Triton manufacturer Northrop Grumman Corp. initially awarded ITT Exelis a contract to develop an airborne sense-and-avoid capability, but stopped work on the system in 2013. Navy officials at the time said that all options, including re-competing the contract, were on the table.

The service has since conducted a detailed market analysis to see what other technologies are available. “If there was something off the shelf, we would have gotten it,” Hoke said.

Triton, which will be able to provide at least 24 hours of constant surveillance, is already packed with cameras, radar and other sensors.  Creating a system that can prevent collisions with other aircraft is a difficult technical problem that is compounded by size, weight, power and cooling requirements, Hoke said.

Despite these problems, Hoke said, the future of the program is bright. On September 18, Triton flew 3,290 nautical miles from Northrop Grumman’s Palmdale, California, facility to Naval Air Station Patuxent River — the longest flight the drone has ever accomplished.

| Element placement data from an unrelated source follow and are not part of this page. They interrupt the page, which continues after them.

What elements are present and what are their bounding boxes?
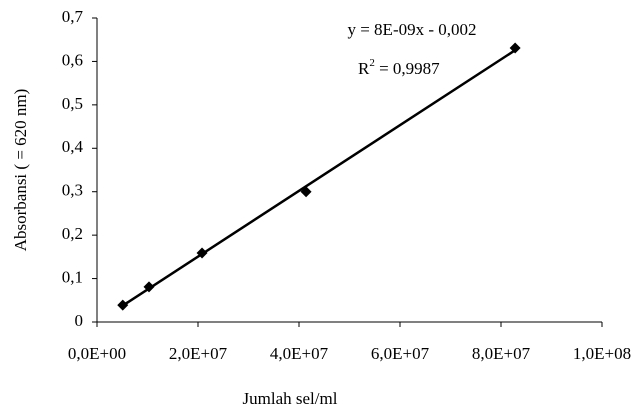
- y-tick-label: 0,1: [62, 267, 83, 286]
- r-base: R: [358, 59, 370, 78]
- equation: y = 8E-09x - 0,002: [347, 20, 476, 39]
- x-tick-label: 1,0E+08: [573, 344, 631, 363]
- x-tick-label: 2,0E+07: [169, 344, 228, 363]
- y-axis-label: Absorbansi ( = 620 nm): [11, 89, 30, 252]
- point: [509, 42, 521, 54]
- y-tick-label: 0,7: [62, 7, 84, 26]
- y-tick-label: 0,5: [62, 94, 83, 113]
- y-tick-label: 0,6: [62, 50, 83, 69]
- y-tick-label: 0: [75, 311, 84, 330]
- r-sup: 2: [369, 57, 375, 69]
- point: [117, 299, 129, 311]
- x-axis-label: Jumlah sel/ml: [243, 389, 338, 408]
- r-squared: R2 = 0,9987: [358, 57, 440, 78]
- y-tick-label: 0,2: [62, 224, 83, 243]
- x-tick-label: 0,0E+00: [68, 344, 126, 363]
- trendline: [122, 49, 516, 307]
- y-tick-label: 0,3: [62, 181, 83, 200]
- y-tick-label: 0,4: [62, 137, 84, 156]
- x-tick-label: 8,0E+07: [472, 344, 531, 363]
- point: [300, 186, 312, 198]
- x-tick-label: 6,0E+07: [371, 344, 430, 363]
- x-tick-label: 4,0E+07: [270, 344, 329, 363]
- r-rest: = 0,9987: [375, 59, 440, 78]
- point: [196, 247, 208, 259]
- point: [143, 281, 155, 293]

Triton may be reliable enough that the Navy will be able to meet its operational requirements with fewer than its planned purchase of 68 aircraft, Hoke said. The Navy needs at least 20 Tritons continuously available to support five orbits, he said.

Hoke described piloting Triton as a hybrid between pure autonomy and having to manually control the air vehicle.

“This is not like sitting at a video game with a stick and rudder,” he said. “It was a preplanned flight route that was all loaded in, but the pilots could then activate the take off commands and they were able to change altitudes.” Decreasing flight altitude, for instance, is as easy as simply typing in a command, and “the aircraft will take itself there.”

The other two Triton air vehicles are slated to fly to Patuxent River by the end of October to support upcoming testing, Hoke said. There, the Navy will begin installing sensors — including the radar, electronic support measures system, automatic identification system and electro-optical and infrared cameras. Flight tests will begin early 2015.

The service currently is developing the integrated functional capability 2.2 software, which adds a basic sensor capability to the air vehicle, he said. “The sensors are integrated within the lab environment to make sure all of the messaging is right … so that we can test to make sure we can turn on and do the different functionality of those sensors.”

Not all of those sensors will be fully functional at first, but they will meet the requirements for Milestone C approval, Hoke said. “You won’t have all the modes in the radar." 

The next software build, IFC 3.0, incorporates automatic dependent surveillance – broadcast and traffic collision avoidance system technologies, commonly referred to as ADS-B and TCAS, which will allow Triton to detect and avoid cooperative aircraft also using those systems, Hoke said. All of the air vehicle’s sensors will reach full functionality when the 3.0 software comes online in 2016.
Triton is the first unmanned system that will be equipped with both ADS-B and TCAS, he said.

The Navy plans to pair Triton drones with new P-8 Poseidon multimission maritime aircraft. “You’ll have Triton out there as that persistent stare, it sees something, and a P-8 crew is able to come out and take a closer look,” Hoke said.

The service has considered developing Triton so that it can be controlled by P-8 crews, but that project is unfunded, he added.

The Navy is already seeing interest in Triton from countries such as Germany, the United Kingdom and Japan, Hoke said. Earlier this year, Australian Prime Minister Tony Abbott announced plans to buy the UAS.

“The Australians are very interested in building that into a full up [foreign military sales] case at some point, and now it’s just [having] the discussion about what the appropriate timing is for that and the commitment from the Australian government,” he said. “We’ll continue to have that dialogue as we go along. “

Correction: A previous version of this article misidentified the MQ-4C Triton.